Have you ever seen an NFL lineman? They’re enormous, powerful, and surprisingly fast. It makes them the best at what they do. But line him up as a wide receiver? Not quite the same – although he would probably be tough to tackle…
The attributes that make a lineman effective in his position don’t necessarily translate well to another role on the field. Likewise, your business isn’t going to be the best fit for every client either.
Now, I’m sure you know this as “head knowledge”, but the key is resisting the temptation to bend your business a little too far to accommodate a client that might not be the right fit.
Currently, do you have any clients that are difficult to accommodate because of what they need from you or how they need it done? You might find that this kind of client is an attention-drain that prevents you and your team from opening up your capacity.
Let’s talk about the tale of two clients. One is worth $100,000 a year in revenue and they’re a good fit for your business – but they’ve never brought you new business. The other client is worth $50,000 a year, is also a good fit – but they’ve introduced you to another 2-3 businesses like theirs.
If you had to pick one, which would you choose?
Obviously, the one that brings you more referrals--which means “referrals” should be part of your “ideal customer” criteria. I like to call these kinds of clients “gatekeepers”. They’re individuals or businesses that are well-networked with larger pools of your ideal clients!
Here’s a great example – a digital marketing agency started doing some work for a CPA firm, and the project went fairly well. That CPA firm was well-networked with other small business owners who fit this agency’s ideal profile, and started referring those business owners to the agency. What did the agency owners do? As you probably guessed, they started intentionally targeting CPA firms.
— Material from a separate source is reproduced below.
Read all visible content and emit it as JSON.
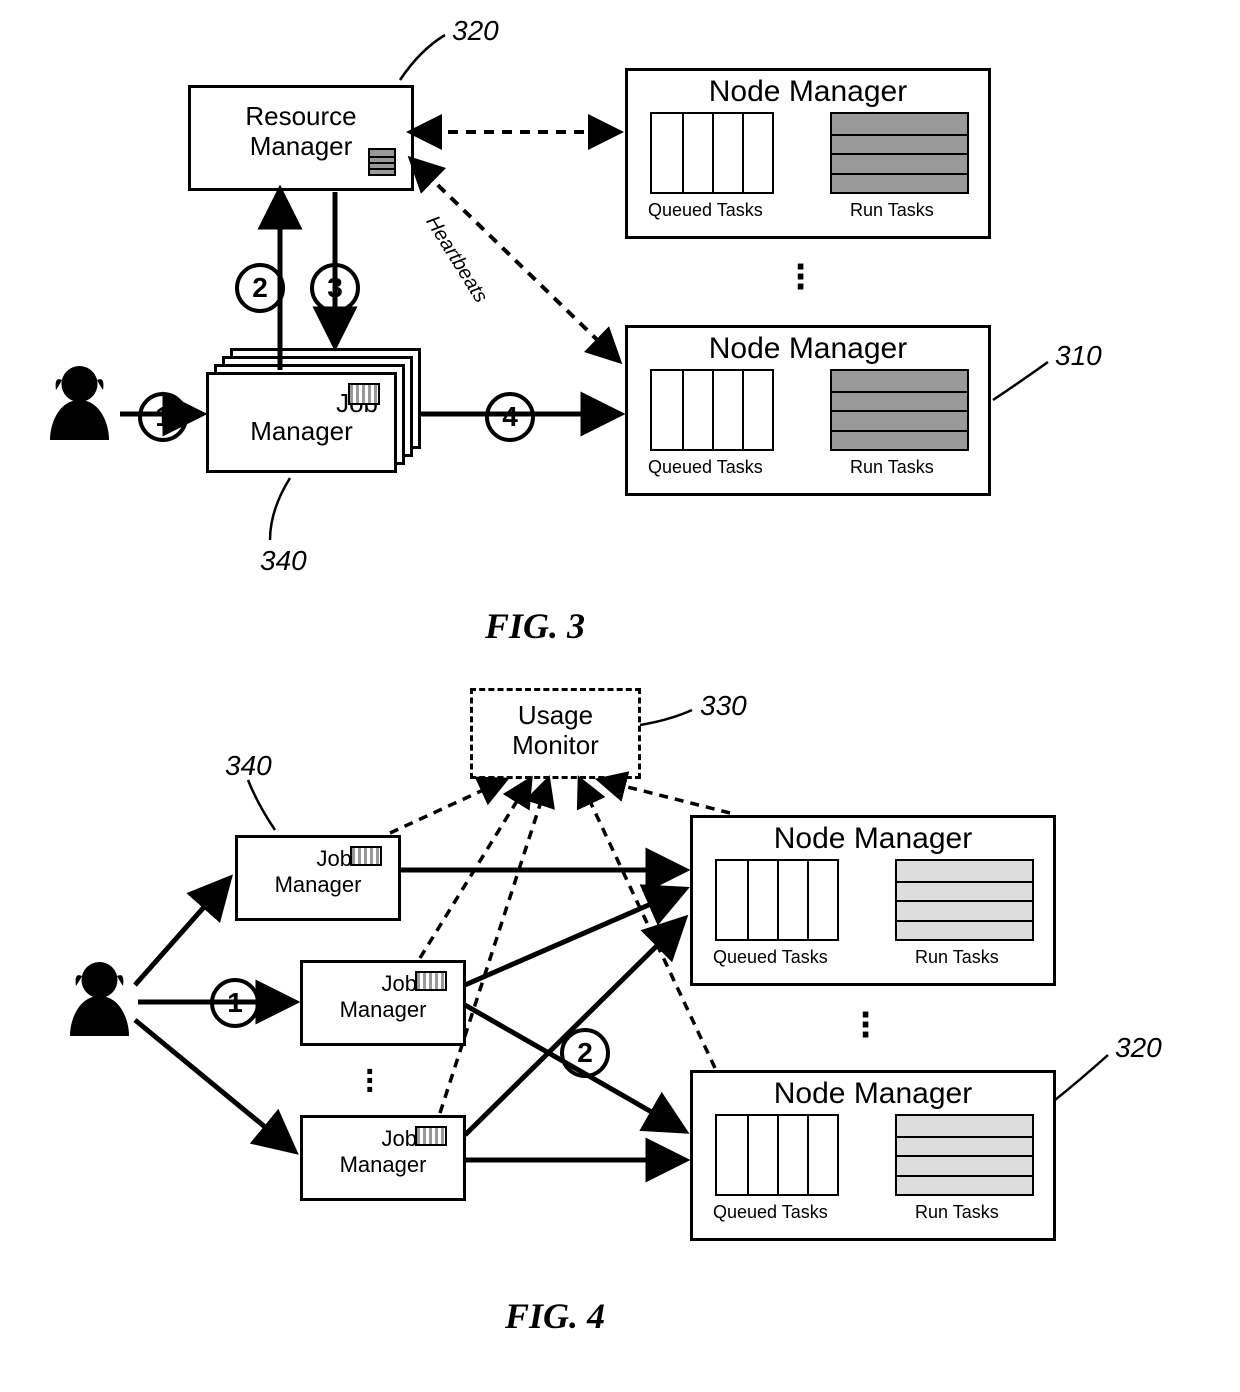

I find that if you can intentionally identify, prospect, and pursue these opportunities, you set yourself up for exponential growth.
Now, acknowledging we just talked about the importance of revenue, referrals, and other sound business principles, there’s one that can be a little bit of a grey area for some business owners. I’m talking about reference-ability.
Reference-ability allows you to point to a well-known brand and say you contributed in some way to their work. At Value Prop, we can say that we helped train the east-coast staff at Salesforce on their sales system. Now, they were far larger than our ideal client, but it’s a big name that makes ears perk up, right?
Reference-ability can be tricky because it often means setting aside everything that we just talked about with ideal clients. I’ve seen a lot of business owners sacrifice other sound business principles to get reference-ability from big names. It might set them back a few steps if it’s not an ideal client fit, but hey, at least they’ve “been there, done that, and got the t-shirt”.
So how do you decide if the juice is worth the squeeze? If you think the “big name” would mean something to your ideal clients (the ones that are actually going to build up your business), then it might be worth it--if it’s a temporary project that won’t bleed you forever.
There is a great deal of value in social proof, and your ability to say “We helped _____” can be a massive benefit if (and only if) your prospect looks up to a company like the one you named. If they don’t? Take the flattery, but turn them down.
If you’re nodding in agreement as we’ve walked through these attributes of an ideal customer, don’t stop there. When you get a moment, sit down with your client list. Hold up these four criteria against each one:
If you have clients that don’t meet these criteria to a moderate extent, it might be time to restructure some contracts or, if needed, let some clients go so that you can focus on building a better client base for your business.
Remember, at the end of the day, it’s not about the biggest building blocks. It’s about the best.